While several states require the excluded loss to be a substantial factor in causing the loss, the Colorado Supreme Court has followed the majority of jurisdiction in interpreting anti-concurrent causation language to preclude recovery of any loss where that loss was caused in part by a peril excluded by the policy.2 The Colorado Supreme Court concluded that, to enforce the efficient moving cause rule in light of such language, would require the court to “rewrite a contract.”

The devastating consequences of this Colorado Supreme Court decision were recently demonstrated in a claim involving a roof collapse after a three-day spring snowstorm deposited a record-setting amount of wet and heavy snow on the roof of a city owned hot springs pool building in 2001. The building was insured under an all risk policy, which excluded coverage—pursuant to anti-concurrent language—for loss caused or contributed to by wear, tear, rust, corrosion, decay, and deterioration. The carrier denied coverage for all damage to the roof under this anti-concurrent exclusion.

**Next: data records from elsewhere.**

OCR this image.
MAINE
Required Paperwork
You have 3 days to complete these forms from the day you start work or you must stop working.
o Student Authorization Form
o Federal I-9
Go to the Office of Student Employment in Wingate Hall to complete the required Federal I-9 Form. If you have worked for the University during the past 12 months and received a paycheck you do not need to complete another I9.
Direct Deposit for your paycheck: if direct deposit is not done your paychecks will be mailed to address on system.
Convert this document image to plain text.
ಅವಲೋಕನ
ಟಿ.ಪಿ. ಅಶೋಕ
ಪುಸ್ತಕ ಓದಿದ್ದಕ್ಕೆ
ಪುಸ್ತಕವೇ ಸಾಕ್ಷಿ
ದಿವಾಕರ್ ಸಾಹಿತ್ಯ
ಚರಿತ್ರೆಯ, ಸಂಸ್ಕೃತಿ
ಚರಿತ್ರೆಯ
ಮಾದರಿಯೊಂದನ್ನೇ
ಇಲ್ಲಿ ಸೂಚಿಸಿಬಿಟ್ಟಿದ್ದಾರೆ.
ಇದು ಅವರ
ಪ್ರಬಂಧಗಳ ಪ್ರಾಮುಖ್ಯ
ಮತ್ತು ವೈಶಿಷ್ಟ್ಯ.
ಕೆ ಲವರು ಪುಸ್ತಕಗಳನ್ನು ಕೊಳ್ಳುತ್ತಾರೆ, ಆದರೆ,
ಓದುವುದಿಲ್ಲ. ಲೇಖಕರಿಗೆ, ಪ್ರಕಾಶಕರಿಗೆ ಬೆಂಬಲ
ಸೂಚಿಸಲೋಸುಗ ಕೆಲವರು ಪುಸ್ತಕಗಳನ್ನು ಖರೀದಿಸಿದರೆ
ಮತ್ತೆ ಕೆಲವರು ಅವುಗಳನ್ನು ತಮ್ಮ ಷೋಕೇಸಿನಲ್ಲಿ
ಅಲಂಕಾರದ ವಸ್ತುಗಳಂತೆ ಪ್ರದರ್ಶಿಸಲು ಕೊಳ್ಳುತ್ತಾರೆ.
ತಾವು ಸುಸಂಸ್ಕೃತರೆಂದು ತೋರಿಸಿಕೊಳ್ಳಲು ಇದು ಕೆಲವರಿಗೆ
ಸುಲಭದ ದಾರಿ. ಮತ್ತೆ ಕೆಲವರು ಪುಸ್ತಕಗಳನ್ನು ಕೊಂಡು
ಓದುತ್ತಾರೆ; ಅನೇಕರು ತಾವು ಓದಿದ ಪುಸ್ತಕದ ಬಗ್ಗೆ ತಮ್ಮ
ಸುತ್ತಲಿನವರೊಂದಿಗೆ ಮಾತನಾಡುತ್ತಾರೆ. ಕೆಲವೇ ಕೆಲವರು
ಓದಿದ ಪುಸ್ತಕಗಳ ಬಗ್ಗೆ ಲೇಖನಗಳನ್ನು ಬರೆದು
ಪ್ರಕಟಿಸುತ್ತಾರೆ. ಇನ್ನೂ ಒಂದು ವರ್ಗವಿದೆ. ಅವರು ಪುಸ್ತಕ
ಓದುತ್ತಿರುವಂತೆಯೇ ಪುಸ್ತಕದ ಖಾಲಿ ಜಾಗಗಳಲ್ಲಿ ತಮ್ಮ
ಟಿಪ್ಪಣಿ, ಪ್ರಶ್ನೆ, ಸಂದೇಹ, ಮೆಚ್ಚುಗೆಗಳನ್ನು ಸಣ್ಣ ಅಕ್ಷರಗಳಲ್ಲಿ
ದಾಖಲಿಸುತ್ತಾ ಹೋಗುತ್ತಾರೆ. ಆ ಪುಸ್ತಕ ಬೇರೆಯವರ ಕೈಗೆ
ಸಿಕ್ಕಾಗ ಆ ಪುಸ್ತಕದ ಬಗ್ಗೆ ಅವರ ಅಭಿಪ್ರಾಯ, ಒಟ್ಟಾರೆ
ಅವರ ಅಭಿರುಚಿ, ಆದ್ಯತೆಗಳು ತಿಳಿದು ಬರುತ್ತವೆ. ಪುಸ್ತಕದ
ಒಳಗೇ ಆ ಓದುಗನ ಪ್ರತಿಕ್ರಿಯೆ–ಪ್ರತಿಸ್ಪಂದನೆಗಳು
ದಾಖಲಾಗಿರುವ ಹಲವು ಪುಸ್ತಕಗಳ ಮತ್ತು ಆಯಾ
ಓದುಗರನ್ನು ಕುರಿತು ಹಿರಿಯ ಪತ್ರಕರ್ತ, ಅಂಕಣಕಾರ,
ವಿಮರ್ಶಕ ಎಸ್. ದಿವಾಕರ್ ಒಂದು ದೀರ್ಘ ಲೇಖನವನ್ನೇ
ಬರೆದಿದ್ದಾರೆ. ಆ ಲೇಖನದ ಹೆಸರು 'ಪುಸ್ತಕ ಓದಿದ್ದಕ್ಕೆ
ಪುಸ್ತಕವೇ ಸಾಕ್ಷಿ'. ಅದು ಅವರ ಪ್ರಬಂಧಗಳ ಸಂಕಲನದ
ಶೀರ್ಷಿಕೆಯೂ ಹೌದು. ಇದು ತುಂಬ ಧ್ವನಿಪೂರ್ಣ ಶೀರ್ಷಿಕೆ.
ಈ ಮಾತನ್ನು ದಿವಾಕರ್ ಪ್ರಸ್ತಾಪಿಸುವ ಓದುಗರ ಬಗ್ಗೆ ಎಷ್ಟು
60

A jury ultimately determined that the cause of the damage was 90% attributable to the weight of the snow and 10% attributable to other conditions including those outlined in the anti-concurrent exclusion. The carrier appealed apportionment of covered and excluded causes. In holding that the carrier had no obligation to reimburse the city for this loss, the Colorado Court of Appeals explained that the anti-concurrent exclusion clause denied coverage whenever an excluded peril and covered peril combine to damage a dwelling or personal property.3

While Colorado follows the efficient proximate cause doctrine when determining whether a loss involving multiple perils is covered, under current Colorado law, if the carrier has included anti-concurrent causation language and can point to some event in the chain of events that was excluded, the carrier can deny coverage to their insured for an otherwise covered loss. Unfortunately, this allows carriers to preclude coverage for losses concurrently caused as little as 1%, by uncovered causes, creating illusory coverage and depriving policyholders of their reasonable expectations. These recent decisions stress the importance of closely reviewing the policy and applying the facts of each loss to the specific language outlined in the policy.
1 Kane v Royal Ins. Co. of America, 768 P.2d 678 (Colo. 1989).
2 Id. at 684-85.
3 Colo. Intergovernmental Risk Sharing Agency v. Northfield Ins. Co., 207 P.3d 839, 842 (Colo.App.2008).